Между тем Цинна не мог представить себе квартиру без нее. Без ее книг, без нее самой, скрывшейся с головой под одеялом на диване в гостиной.
Когда Астрид предложила ему проехаться с нею в Восьмой, Цинна удивился. Обычно она отправлялась в такие поездки одна, и он порой узнавала о том, что ее не будет какое-то время уже по факту ее отъезда. Тут же было что-то из ряда вон выходящее. Сомнений в том, чтобы не поехать, не было. Конечно, он был готов последовать куда угодно, особенно, если это "куда угодно" ее дом.
Цинна дожидался Астрид у дверей, уже облаченный в простые синие джинсы, белую футболку и кожаную куртку, которые между тем несмотря на кэжл-стиль сидели на нем как королевский наряд, когда в ответ на обращенный на нее взгляд, девушка вдруг выдала:
- Ни слова! Ничего не хочу слышать. К твоей сестрице я напялилась, как ты хотел, сейчас я поеду в чем я хочу! Бери рюкзак и идем!
Как пощечина. Но ни слова - так ни слова.
Да, для Порции он просил Астрид надеть что-нибудь в духе его сестры, но и тогда это было обыкновенное, не вычурное платье. Для Порции новость о его отношениях с железной Пейлор стали шоком, так что он хоть как-то старался сгладить углы и не доводить сестру до разрыва сердца. Но и тогда он не заставлял Астрид изменять себе, только лишь предложив ей свое видение.
Вот только она восприняла все иначе. А может быть сказалось и то, как Порция приняла ее. Вернее, совсем не приняла. Ужин прошел так, словно у обеих кости в горле застряли.
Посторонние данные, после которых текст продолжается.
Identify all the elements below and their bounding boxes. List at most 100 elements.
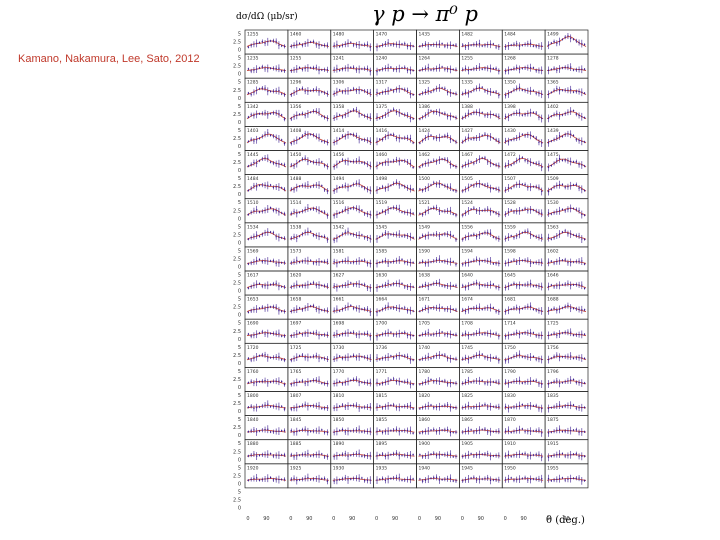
data-point [369,262,371,265]
data-point [419,188,421,190]
data-point [492,211,495,213]
data-point [524,356,526,358]
data-point [558,356,561,359]
data-point [532,111,535,114]
data-point [561,183,564,186]
energy-label: 1725 [290,345,302,351]
data-point [578,357,580,359]
data-point [296,455,298,457]
data-point [487,184,489,187]
data-point [578,308,580,311]
data-point [492,91,495,93]
data-point [518,478,521,480]
data-point [513,430,515,433]
data-point [550,115,552,117]
data-point [492,430,495,433]
data-point [344,307,346,309]
data-point [278,262,280,264]
data-point [253,69,255,71]
data-point [435,259,438,261]
data-point [481,232,483,235]
data-point [412,142,414,144]
data-point [412,310,414,312]
data-point [361,283,363,286]
data-point [264,260,266,262]
data-point [256,234,258,236]
model-curve [332,283,372,288]
data-point [363,332,366,335]
data-point [412,432,414,434]
data-point [358,283,360,285]
data-point [361,162,363,164]
data-point [381,333,384,336]
data-point [578,187,580,189]
data-point [347,283,349,285]
data-point [452,260,454,263]
data-point [556,453,558,456]
data-point [516,87,518,90]
data-point [358,89,360,91]
data-point [272,67,275,70]
data-point [583,382,586,384]
data-point [475,354,478,356]
data-point [358,356,360,358]
data-point [527,230,529,233]
data-point [253,429,255,431]
data-point [347,90,349,92]
y-tick-label: 5 [238,489,241,495]
data-point [507,478,510,480]
data-point [307,230,309,233]
data-point [421,68,424,71]
model-curve [547,454,587,457]
data-point [333,334,335,336]
data-point [561,114,564,116]
model-curve [375,110,415,120]
energy-label: 1671 [419,297,431,303]
data-point [409,137,412,140]
data-point [379,93,381,95]
data-point [310,356,312,358]
energy-label: 1509 [547,176,559,182]
data-point [516,478,518,481]
data-point [462,431,464,433]
model-curve [418,182,458,192]
x-axis-label: θ (deg.) [546,515,585,526]
model-curve [375,260,415,264]
data-point [550,260,552,262]
data-point [430,477,432,480]
data-point [409,187,412,190]
data-point [304,332,306,335]
data-point [404,405,406,408]
model-curve [504,454,544,457]
data-point [253,185,255,187]
data-point [307,42,309,44]
data-point [547,44,550,46]
model-curve [289,158,330,168]
data-point [363,430,366,433]
data-point [326,44,329,47]
data-point [366,262,369,265]
data-point [247,68,250,70]
data-point [352,284,355,286]
data-point [409,211,412,214]
data-point [376,238,378,240]
data-point [492,137,495,140]
data-point [307,67,309,69]
data-point [269,231,272,233]
data-point [446,68,449,70]
data-point [541,166,543,168]
data-point [570,331,572,333]
data-point [275,262,277,265]
data-point [379,405,381,407]
data-point [452,308,454,311]
data-point [395,111,398,113]
data-point [363,356,366,358]
data-point [250,114,252,116]
data-point [487,67,489,70]
data-point [412,334,414,337]
data-point [321,407,323,410]
data-point [504,430,507,432]
data-point [361,259,363,262]
data-point [296,381,298,384]
data-point [513,89,515,91]
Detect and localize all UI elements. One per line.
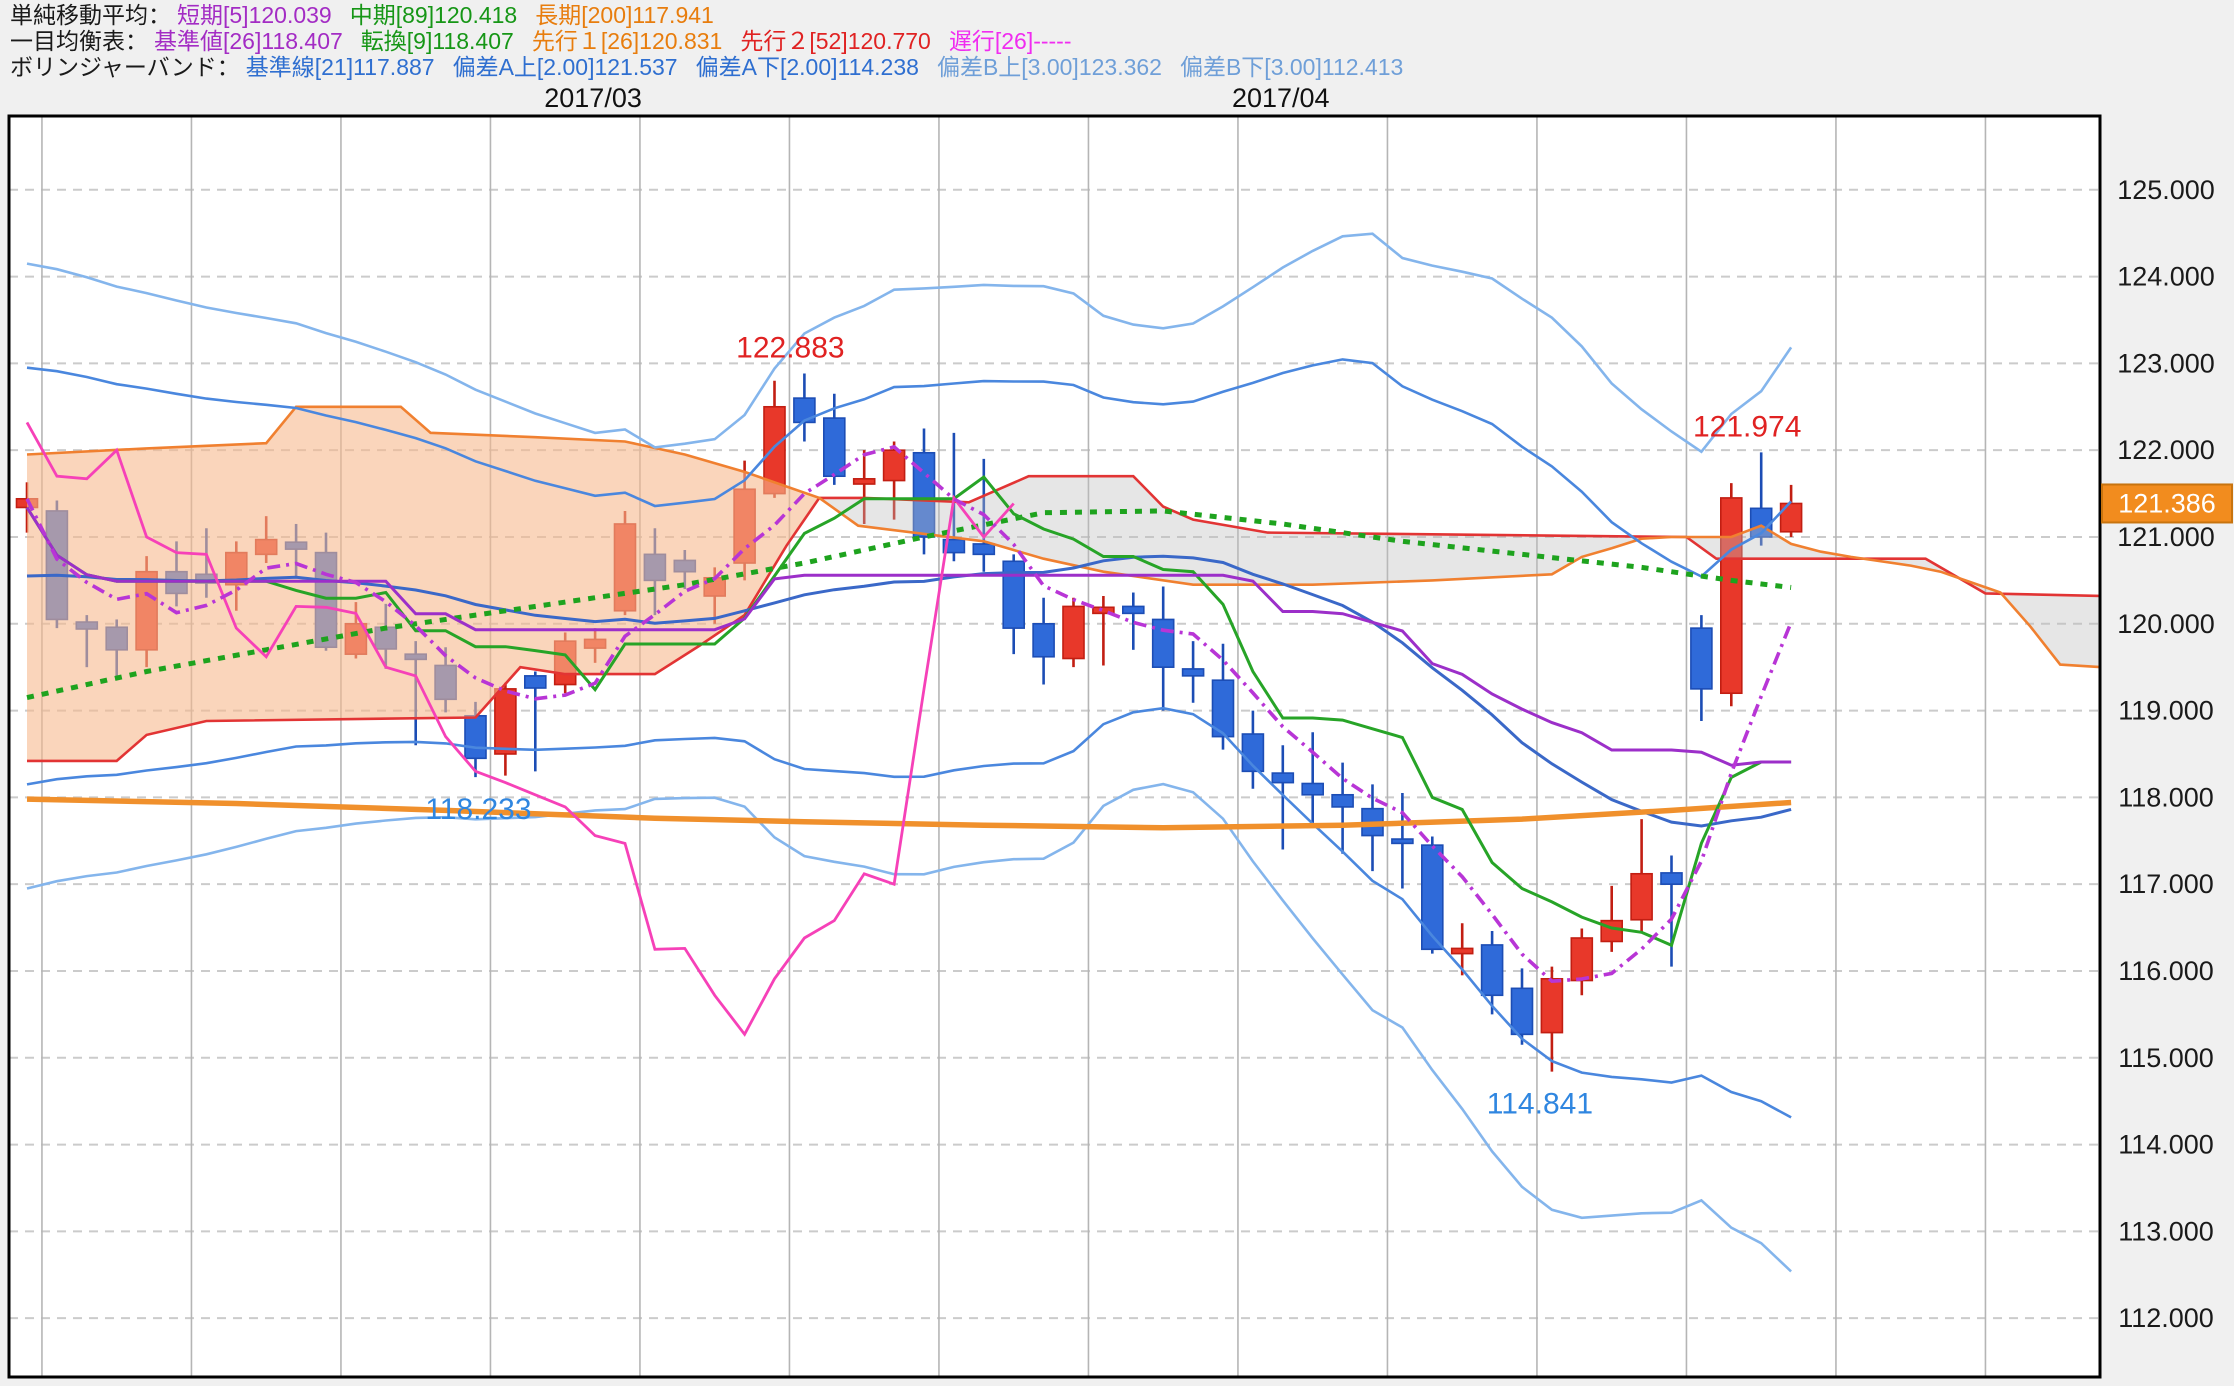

Теперь за окном поезда мелькал пейзаж, но Цинна не улавливал ни единой детали, скользя по стеклу отсутствующим взглядом. Астрид сидела напротив и с преувеличенным вниманием читала, хотя можно было поручиться, что за последние четверть часа она не продвинулась дальше одной и той же страницы. Ее что-то мучило, и мысли ее были далеки от того, чтобы воспринимать написанное. Цинна давно научился различать это состояние.
- Ты ведь стыдишься меня? Хочешь, чтобы я была другой, одевалась иначе, вела себя иначе, говорила иначе?
Цинна поднял на нее глаза.
Что?
- Ты так думаешь или ты хочешь так думать? - спрашивает он в ответ. Если, положив ноги на соседнее кресло и перерезав тем самым ему пути к отступлению, она хотела создать для него некомфортные условия, то это не сработало. Однако, если Астрид это дает ощущение контроля ситуации, то пусть так.
- Я давал тебе повод считать, что я стыжусь? Если ты насчет того, что ты, как ты выразилась, напялила, для Порции, то я не пытался перекроить тебя. Моя сестра встречает по одежке, хотелось сделать ей реверанс, чтобы она вконец не поседела от новости. Ты была вольна надеть все, что угодно, я бы не сказал ни слова.
Астрид не поднимает к нему глаз, и Цинна невольно отворачивается снова к окну. Порой выдерживать чей-то не-взгляд куда сложнее, чем пристальное внимание глаза в глаза.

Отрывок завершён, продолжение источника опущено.